By the end of 2003, they were virtually inseparable. But as Spector's likely murder trial loomed, Rachelle's friends were concerned. She told them not to worry.

"Even like the first five minutes ... after meeting him you get no sense of danger whatsoever. I mean this guy couldn't hurt a fly. I wrestled for two years. I taught tae kwon do for three-and-a-half years. I'm like thinking, anybody's gonna do any damage, it's me," she laughed.

When asked about finding her husband sexually attractive, Rachelle says, "Oh, yeah. I've always been attracted to older men, anyways. So yeah, absolutely. I think he's cute and sexy, and I know how men are and how guys are. They'll just say whatever. But I fooled him. I got him to marry me, anyway. So little did he know."

It fell to Rachelle to pop the question, though. Her approach resulted in a diamond-encrusted engagement ring and a 2006 wedding.

The big-time bling on the hand of a one-time waitress, a tricked-out car, a new home for her mom back in Beaver Falls -- it all set tongues wagging, and Rachelle was not immune to the wicked whispers.

Asked about being called a gold digger, she said, "Well, at this point, I don't care how much digging I would be doing.

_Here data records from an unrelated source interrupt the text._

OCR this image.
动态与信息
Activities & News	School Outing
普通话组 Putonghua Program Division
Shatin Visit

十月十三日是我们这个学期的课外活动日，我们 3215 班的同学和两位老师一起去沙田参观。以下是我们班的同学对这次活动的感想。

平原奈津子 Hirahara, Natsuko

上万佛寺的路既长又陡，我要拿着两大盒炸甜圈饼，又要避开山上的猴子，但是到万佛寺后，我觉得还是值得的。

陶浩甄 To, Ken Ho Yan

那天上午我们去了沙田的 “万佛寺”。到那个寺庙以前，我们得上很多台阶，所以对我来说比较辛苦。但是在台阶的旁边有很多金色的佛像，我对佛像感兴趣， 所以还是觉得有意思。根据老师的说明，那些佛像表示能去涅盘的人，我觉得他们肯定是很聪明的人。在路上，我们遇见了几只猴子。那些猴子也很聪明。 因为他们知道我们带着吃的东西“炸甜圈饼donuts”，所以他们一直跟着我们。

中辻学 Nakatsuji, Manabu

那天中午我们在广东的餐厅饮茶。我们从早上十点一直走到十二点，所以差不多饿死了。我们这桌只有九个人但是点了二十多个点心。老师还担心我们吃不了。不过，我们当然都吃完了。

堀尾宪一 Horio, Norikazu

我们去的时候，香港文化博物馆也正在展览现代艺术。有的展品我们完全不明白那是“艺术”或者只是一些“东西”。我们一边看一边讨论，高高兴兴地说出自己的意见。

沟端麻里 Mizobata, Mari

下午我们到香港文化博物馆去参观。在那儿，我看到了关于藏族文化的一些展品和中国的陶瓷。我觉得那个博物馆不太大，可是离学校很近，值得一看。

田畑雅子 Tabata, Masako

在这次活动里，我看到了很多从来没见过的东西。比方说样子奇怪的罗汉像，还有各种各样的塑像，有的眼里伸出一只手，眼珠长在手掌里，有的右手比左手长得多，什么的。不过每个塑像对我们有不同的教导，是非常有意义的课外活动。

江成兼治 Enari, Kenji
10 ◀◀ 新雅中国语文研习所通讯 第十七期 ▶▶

There's nothing to dig for. So that one is 'no.'"

What about the house and her husband's music catalog?

"Yeah, and this house is mortgaged to the hilt as well as everything else," she said. "And the catalog, and so, even though his catalog may generate that type of revenue, we don't see that revenue."

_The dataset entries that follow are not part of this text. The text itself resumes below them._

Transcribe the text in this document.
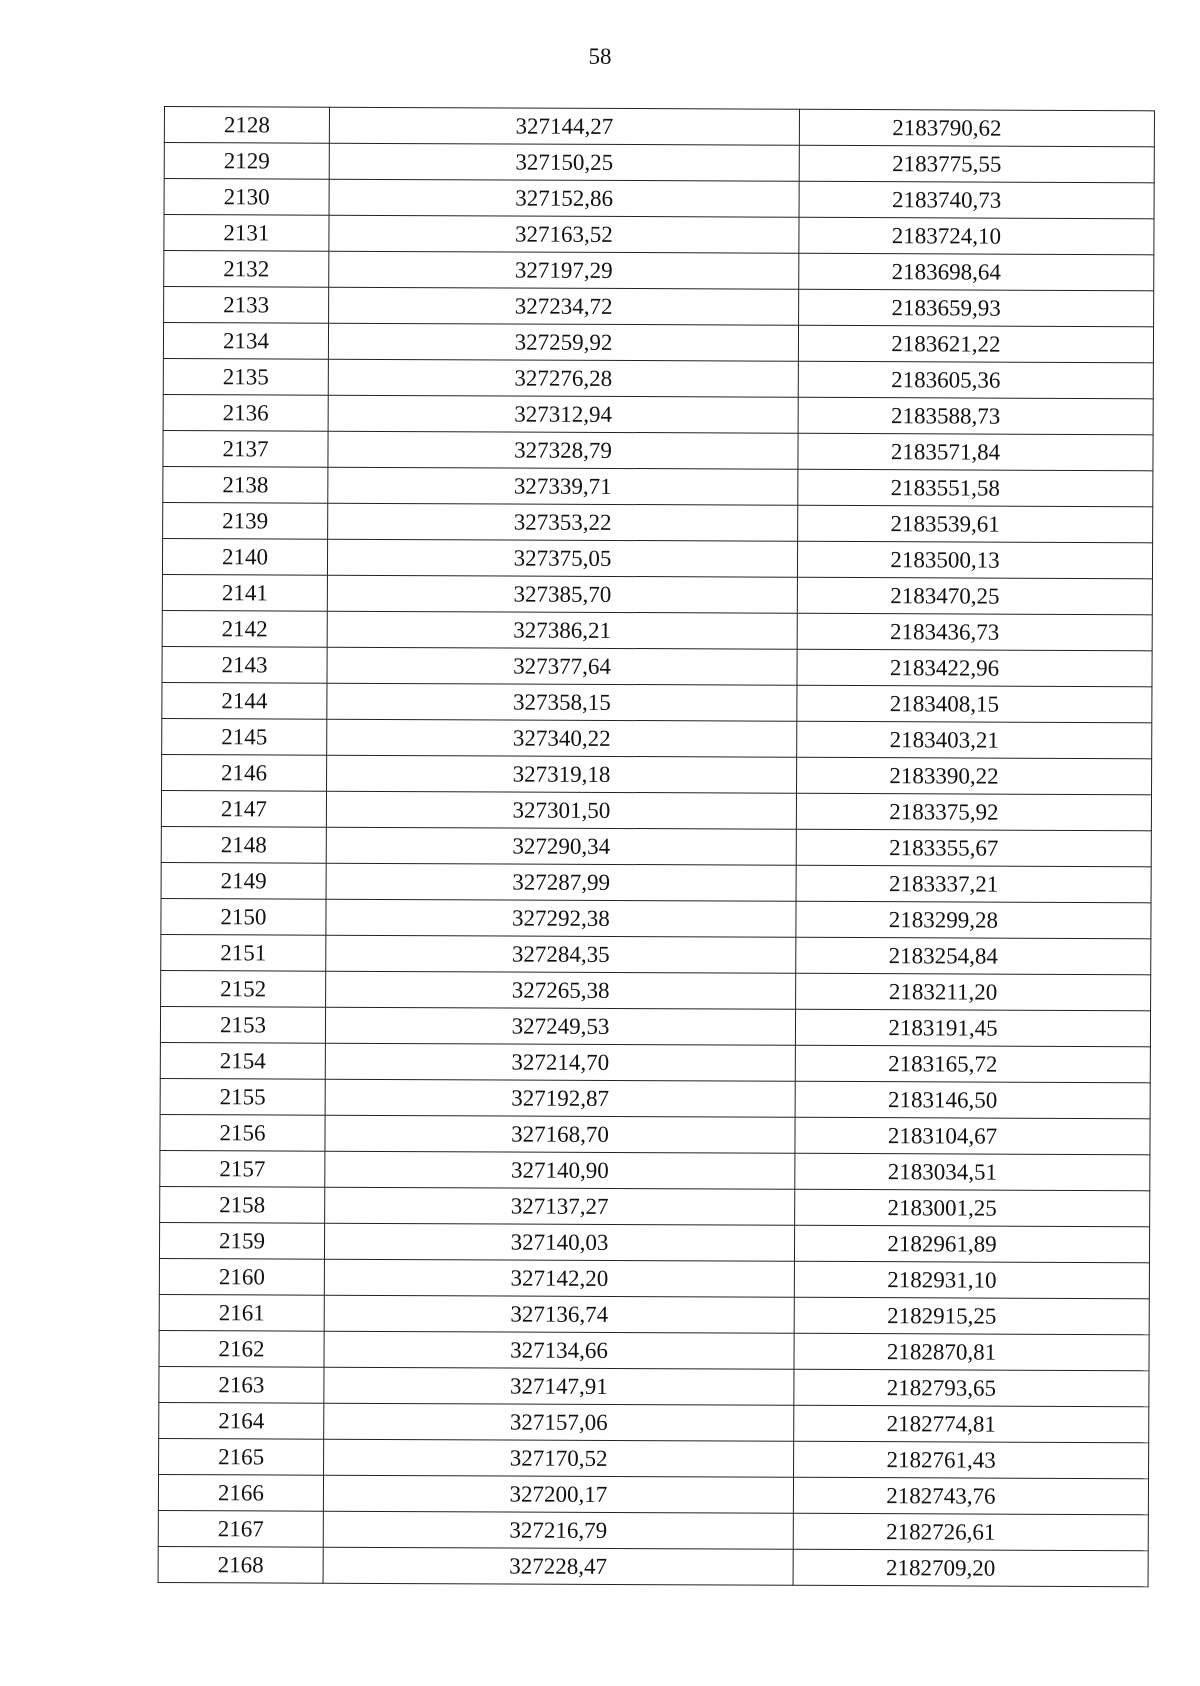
58
2128	327144,27	2183790,62
2129	327150,25	2183775,55
2130	327152,86	2183740,73
2131	327163,52	2183724,10
2132	327197,29	2183698,64
2133	327234,72	2183659,93
2134	327259,92	2183621,22
2135	327276,28	2183605,36
2136	327312,94	2183588,73
2137	327328,79	2183571,84
2138	327339,71	2183551,58
2139	327353,22	2183539,61
2140	327375,05	2183500,13
2141	327385,70	2183470,25
2142	327386,21	2183436,73
2143	327377,64	2183422,96
2144	327358,15	2183408,15
2145	327340,22	2183403,21
2146	327319,18	2183390,22
2147	327301,50	2183375,92
2148	327290,34	2183355,67
2149	327287,99	2183337,21
2150	327292,38	2183299,28
2151	327284,35	2183254,84
2152	327265,38	2183211,20
2153	327249,53	2183191,45
2154	327214,70	2183165,72
2155	327192,87	2183146,50
2156	327168,70	2183104,67
2157	327140,90	2183034,51
2158	327137,27	2183001,25
2159	327140,03	2182961,89
2160	327142,20	2182931,10
2161	327136,74	2182915,25
2162	327134,66	2182870,81
2163	327147,91	2182793,65
2164	327157,06	2182774,81
2165	327170,52	2182761,43
2166	327200,17	2182743,76
2167	327216,79	2182726,61
2168	327228,47	2182709,20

The worst part of all, Rachelle says, came on April 13 of this year -- the day Spector was found guilty of second-degree murder.

"Oh, my god. That's all I kept saying. I just kept saying, oh, my god, oh, my god," she said through tears. "I never thought in my wildest dreams this would happen. He doesn't deserve this."

Barred from seeing her husband in prison until a classification process has passed, Rachelle says her husband wrote her a letter describing in detail the conditions in which he was being held.

"Rachelle Dearest, It's hell here. The first 4 days I was on suicide watch and slept naked on the floor," the note reads.

"He's down to less than 130 pounds, and I can't even talk to him or go and see him," said a crying Rachelle.

She says what she misses most is "just him being here. Just knowing that he's here."